Fig. 2. H2B.8 is required and sufficient to drive chromatin and nuclear condensation.

a, Sperm nuclear sizes in WT and other indicated genotypes. P values calculated using one-sided ANOVA followed by individual two-sample Tukey tests. Boxplots marked as A and B are significantly different between groups (P < 0.001) but not within the group (P > 0.1). n = 80 (WT, h2b.8-1, pH2B.8::H2B.8–Myc h2b.8-1, pH2B.8::H2B.8-N234K–Myc h2b.8-1), 79 (pH2B.8::H2B.8–eGFP h2b.8-1, h2b.8-2) or 39 (pH2B.8::H2B.8ΔIDR–eGFP h2b.8-1) nuclei examined over two independent experiments. b,c, Super-resolution 3D-SIM images (left) and associated intensity profiles (right) of sperm and seedling nuclei of indicated genotypes (h2b.8 refers to h2b.8-1 unless specified otherwise). Data shown represent three independent experiments.

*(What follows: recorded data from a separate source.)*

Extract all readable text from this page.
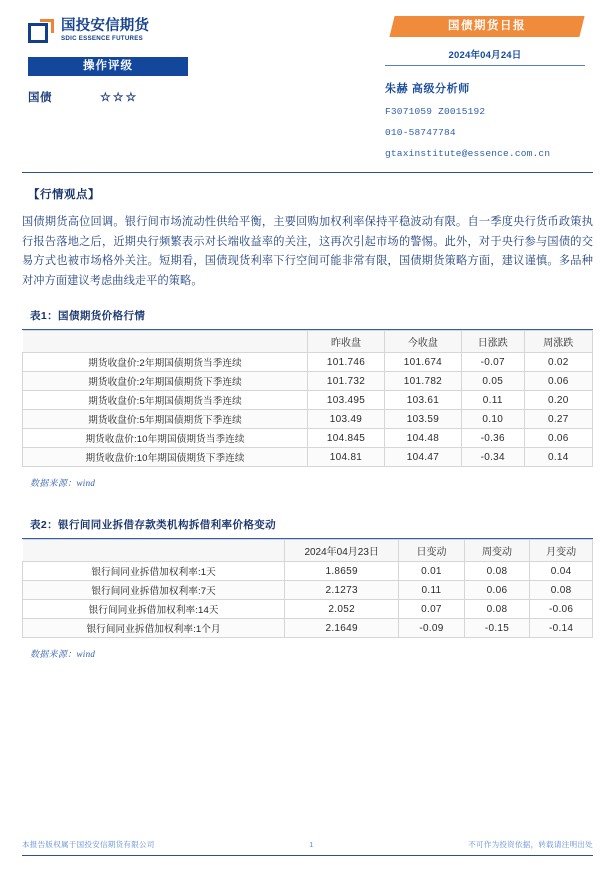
国投安信期货
SDIC ESSENCE FUTURES
操作评级
国债	☆☆☆
国债期货日报
2024年04月24日
朱赫 高级分析师
F3071059 Z0015192
010-58747784
gtaxinstitute@essence.com.cn
【行情观点】
国债期货高位回调。银行间市场流动性供给平衡，主要回购加权利率保持平稳波动有限。自一季度央行货币政策执行报告落地之后，近期央行频繁表示对长端收益率的关注，这再次引起市场的警惕。此外，对于央行参与国债的交易方式也被市场格外关注。短期看，国债现货利率下行空间可能非常有限，国债期货策略方面，建议谨慎。多品种对冲方面建议考虑曲线走平的策略。
表1：国债期货价格行情
	昨收盘	今收盘	日涨跌	周涨跌
期货收盘价:2年期国债期货当季连续	101.746	101.674	-0.07	0.02
期货收盘价:2年期国债期货下季连续	101.732	101.782	0.05	0.06
期货收盘价:5年期国债期货当季连续	103.495	103.61	0.11	0.20
期货收盘价:5年期国债期货下季连续	103.49	103.59	0.10	0.27
期货收盘价:10年期国债期货当季连续	104.845	104.48	-0.36	0.06
期货收盘价:10年期国债期货下季连续	104.81	104.47	-0.34	0.14
数据来源：wind
表2：银行间同业拆借存款类机构拆借利率价格变动
	2024年04月23日	日变动	周变动	月变动
银行间同业拆借加权利率:1天	1.8659	0.01	0.08	0.04
银行间同业拆借加权利率:7天	2.1273	0.11	0.06	0.08
银行间同业拆借加权利率:14天	2.052	0.07	0.08	-0.06
银行间同业拆借加权利率:1个月	2.1649	-0.09	-0.15	-0.14
数据来源：wind
本报告版权属于国投安信期货有限公司	1	不可作为投资依据，转载请注明出处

Scale bars, 1 μm (b), 1 μm (c, upper two panels) and 2 μm (c, lower three panels). d, Root nuclear sizes in indicated genotypes (numbers after the genotype indicate independent transgenic lines). P values calculated using one-sided ANOVA followed by individual two-sample Tukey tests. Boxplots marked as A and B are significantly different between groups (P < 0.05) but not within the group (P > 0.1). n = 100 (WT), 101 (p35S::H2B.2–YFP-9), 103 (p35S::H2B.8–eGFP-3, p35S::H2B.8ΔIDR–YFP-5), 104 (p35S::H2B.8–eGFP-5), 107 (p35S::H2B.8ΔIDR–YFP-2) or 109 (p35S::H2B.2–YFP-8) nuclei examined over two independent experiments.